Small pot lump sums
What is a small pot lump sum?
There are many reasons why a person might end up with one or more small pensions; for example, from a short period of employment. There is a set of provisions, known as the ‘small pot lump sum rules’, which allow individuals to easily access such funds as a lump sum. In these cases, individuals don’t need to go through the possible time and expense of accessing the funds through more traditional means.
What is the lifetime allowance?
The lifetime allowance is the maximum value of pension benefits you can access without incurring a charge. It is a way of limiting the overall value of the pension tax advantages you can benefit from.
What is meant by a ‘payment under a scheme that is not an occupational or public service pension scheme’?
There are several types of small pot lump sums. However, for members of pension schemes such as SIPPs, this is the set of rules which is normally being referred to. For the remainder of this fact sheet, unless otherwise stated, this is the set of rules being described.
When can a person take a small pot lump sum?
The following conditions need to be met in order for someone to receive a small pot lump sum:
- The individual must have reached normal minimum pension age (currently 55), have a protected pension age, or meet the ill-health condition
- The payment cannot exceed £10,000
- The payment must represent all of the benefits under the pension arrangement (in other words, there will be nothing left for the individual to receive further benefits from)
- The individual cannot receive more than three payments in total under this set of rules.
How are small pot lump sums taxed?
If the small pot lump sum is being paid from uncrystallised funds (funds from which no benefits, such as tax free cash, have previously been taken), then 25% of the lump sum will be tax free, and 75% is taxed as income at the individual’s marginal rate of income tax.
If the lump sum is being paid from crystallised funds (funds which are available to be paid as taxable income, with tax free cash already having been taken), then the whole amount will be taxed as income.

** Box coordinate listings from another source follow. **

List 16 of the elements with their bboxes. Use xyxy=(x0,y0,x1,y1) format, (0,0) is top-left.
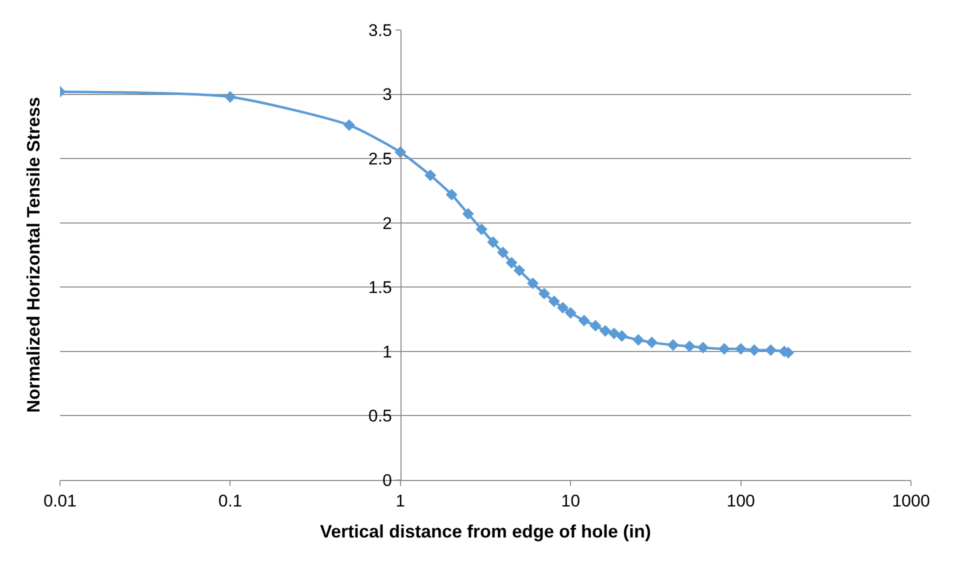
y-tick-label: 3 xyxy=(382,85,392,104)
y-tick-label: 1 xyxy=(382,342,392,362)
x-axis-title: Vertical distance from edge of hole (in) xyxy=(320,522,652,542)
y-tick-label: 0.5 xyxy=(368,406,392,426)
y-tick-label: 2.5 xyxy=(368,150,392,169)
y-tick-label: 2 xyxy=(382,214,392,233)
x-tick-label: 1000 xyxy=(892,491,930,510)
x-tick-label: 10 xyxy=(561,491,580,510)
x-tick-label: 0.01 xyxy=(43,491,77,510)
y-tick-label: 0 xyxy=(382,470,392,490)
y-axis-title: Normalized Horizontal Tensile Stress xyxy=(24,96,44,413)
x-tick-label: 0.1 xyxy=(218,491,242,510)
y-tick-label: 1.5 xyxy=(368,278,392,298)
y-tick-label: 3.5 xyxy=(368,20,392,40)
x-tick-label: 100 xyxy=(726,491,755,510)
x-tick-label: 1 xyxy=(396,491,406,510)
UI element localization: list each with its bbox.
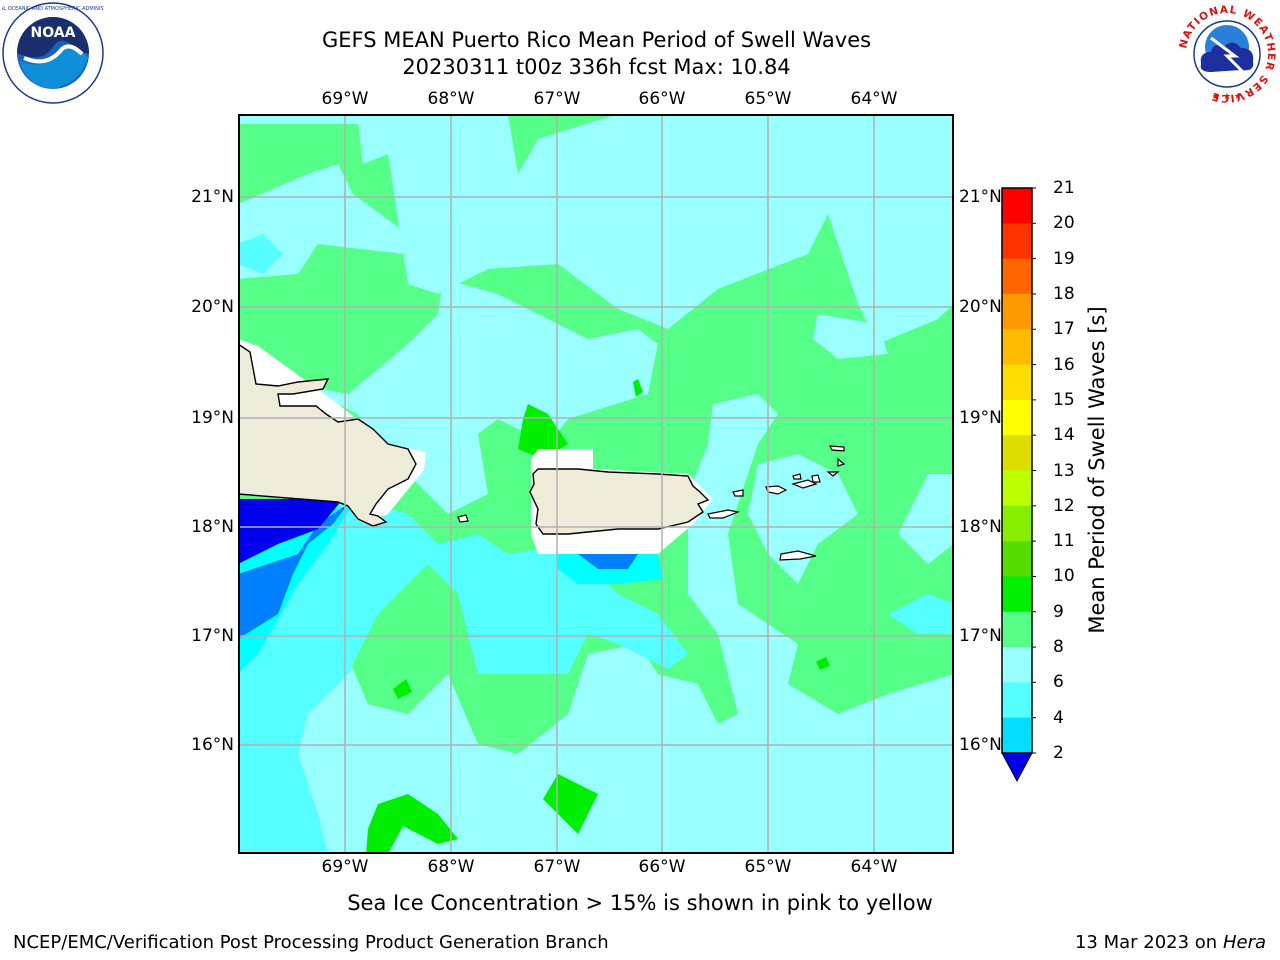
- colorbar: [1000, 186, 1037, 786]
- graticule: [238, 114, 954, 854]
- branch-credit: NCEP/EMC/Verification Post Processing Pr…: [13, 932, 609, 953]
- colorbar-tick-label: 19: [1053, 248, 1075, 269]
- run-date: 13 Mar 2023 on Hera: [1075, 932, 1266, 953]
- lat-label-right: 17°N: [959, 626, 1002, 646]
- run-date-text: 13 Mar 2023 on: [1074, 932, 1218, 953]
- colorbar-tick-label: 4: [1053, 707, 1064, 728]
- lat-label-left: 21°N: [191, 187, 234, 207]
- colorbar-bin: [1002, 293, 1032, 330]
- lat-label-left: 20°N: [191, 297, 234, 317]
- colorbar-tick-label: 20: [1053, 213, 1075, 234]
- colorbar-bin: [1002, 364, 1032, 401]
- lon-label-top: 65°W: [744, 89, 792, 109]
- lat-label-right: 19°N: [959, 408, 1002, 428]
- swell-2-4-zone: [238, 504, 638, 639]
- lon-label-top: 64°W: [850, 89, 898, 109]
- lon-label-bottom: 65°W: [744, 857, 792, 877]
- lon-label-bottom: 69°W: [321, 857, 369, 877]
- colorbar-bin: [1002, 505, 1032, 542]
- svg-text:NATIONAL OCEANIC AND ATMOSPHER: NATIONAL OCEANIC AND ATMOSPHERIC ADMINIS…: [2, 6, 104, 12]
- sea-ice-note: Sea Ice Concentration > 15% is shown in …: [347, 891, 933, 915]
- svg-text:★ ★ ★: ★ ★ ★: [1212, 92, 1242, 102]
- swell-6-8-zone: [238, 234, 954, 854]
- colorbar-bin: [1002, 470, 1032, 507]
- lat-label-right: 20°N: [959, 297, 1002, 317]
- colorbar-bin: [1002, 541, 1032, 577]
- colorbar-bin: [1002, 258, 1032, 295]
- colorbar-bin: [1002, 647, 1032, 683]
- map-canvas: [237, 114, 954, 854]
- colorbar-bin: [1002, 435, 1032, 471]
- swell-below-2-zone: [238, 499, 343, 564]
- lon-label-bottom: 68°W: [427, 857, 475, 877]
- map-frame: [238, 114, 954, 854]
- colorbar-tick-label: 21: [1053, 178, 1075, 198]
- lat-label-right: 21°N: [959, 187, 1002, 207]
- colorbar-bin: [1002, 717, 1032, 754]
- puerto-rico-land: [529, 468, 710, 535]
- lon-label-bottom: 66°W: [638, 857, 686, 877]
- lat-label-left: 18°N: [191, 517, 234, 537]
- colorbar-bin: [1002, 682, 1032, 719]
- noaa-logo-text: NOAA: [31, 25, 76, 41]
- colorbar-bin: [1002, 576, 1032, 613]
- lat-label-left: 17°N: [191, 626, 234, 646]
- machine-name: Hera: [1222, 932, 1266, 953]
- colorbar-tick-label: 13: [1053, 460, 1075, 481]
- lon-label-bottom: 64°W: [850, 857, 898, 877]
- lat-label-left: 16°N: [191, 735, 234, 755]
- colorbar-bin: [1002, 611, 1032, 648]
- lat-label-left: 19°N: [191, 408, 234, 428]
- colorbar-bin: [1002, 399, 1032, 436]
- colorbar-tick-label: 14: [1053, 425, 1075, 446]
- lon-label-top: 66°W: [638, 89, 686, 109]
- colorbar-label: Mean Period of Swell Waves [s]: [1085, 306, 1109, 634]
- lon-label-top: 67°W: [533, 89, 581, 109]
- colorbar-extend-triangle: [1001, 752, 1033, 783]
- colorbar-tick-label: 11: [1053, 531, 1075, 552]
- swell-8-9-zone: [238, 114, 954, 854]
- chart-subtitle: 20230311 t00z 336h fcst Max: 10.84: [402, 55, 791, 79]
- lat-label-right: 18°N: [959, 517, 1002, 537]
- colorbar-bin: [1002, 329, 1032, 366]
- colorbar-tick-label: 16: [1053, 354, 1075, 375]
- lon-label-top: 68°W: [427, 89, 475, 109]
- colorbar-bin: [1002, 223, 1032, 260]
- colorbar-tick-label: 8: [1053, 637, 1064, 658]
- map-panel: [237, 114, 954, 854]
- nws-logo: NATIONAL WEATHER SERVICE ★ ★ ★: [1175, 2, 1279, 106]
- small-islands: [457, 445, 846, 561]
- colorbar-tick-label: 10: [1053, 566, 1075, 587]
- colorbar-bin: [1002, 188, 1032, 224]
- colorbar-tick-label: 6: [1053, 672, 1064, 693]
- lon-label-bottom: 67°W: [533, 857, 581, 877]
- colorbar-tick-label: 9: [1053, 601, 1064, 622]
- noaa-logo: NOAA NATIONAL OCEANIC AND ATMOSPHERIC AD…: [0, 2, 125, 104]
- chart-title: GEFS MEAN Puerto Rico Mean Period of Swe…: [321, 28, 872, 52]
- colorbar-tick-label: 15: [1053, 389, 1075, 410]
- colorbar-tick-label: 2: [1053, 743, 1064, 763]
- lat-label-right: 16°N: [959, 735, 1002, 755]
- hispaniola-land: [237, 342, 417, 527]
- colorbar-tick-label: 12: [1053, 495, 1075, 516]
- colorbar-tick-label: 18: [1053, 283, 1075, 304]
- colorbar-tick-label: 17: [1053, 319, 1075, 340]
- lon-label-top: 69°W: [321, 89, 369, 109]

Are there other differences between small pot lump sums and other pension benefit options?
A small pot lump sum is not tested against the individual’s lifetime allowance.
What other types of small pot lump sum rules are there?
The rules described in this fact sheet relate to a specific set of small pot lump sum rules, for non-occupational and non-public service schemes. There are separate sets of rules for:
- Occupational and public service schemes
- Funds left stranded after a transfer to a new pension scheme
- Funds left stranded after purchasing an annuity or a scheme pension
- Certain payments under the Financial Services Compensation Scheme (FSCS).
These rules are outside the scope of this fact sheet. You can find more information by searching “small pension payments” (including the quotation marks) on gov.uk. We recommend that you speak to your pension provider and seek financial advice if you think you may be eligible to receive funds using one of these sets of rules.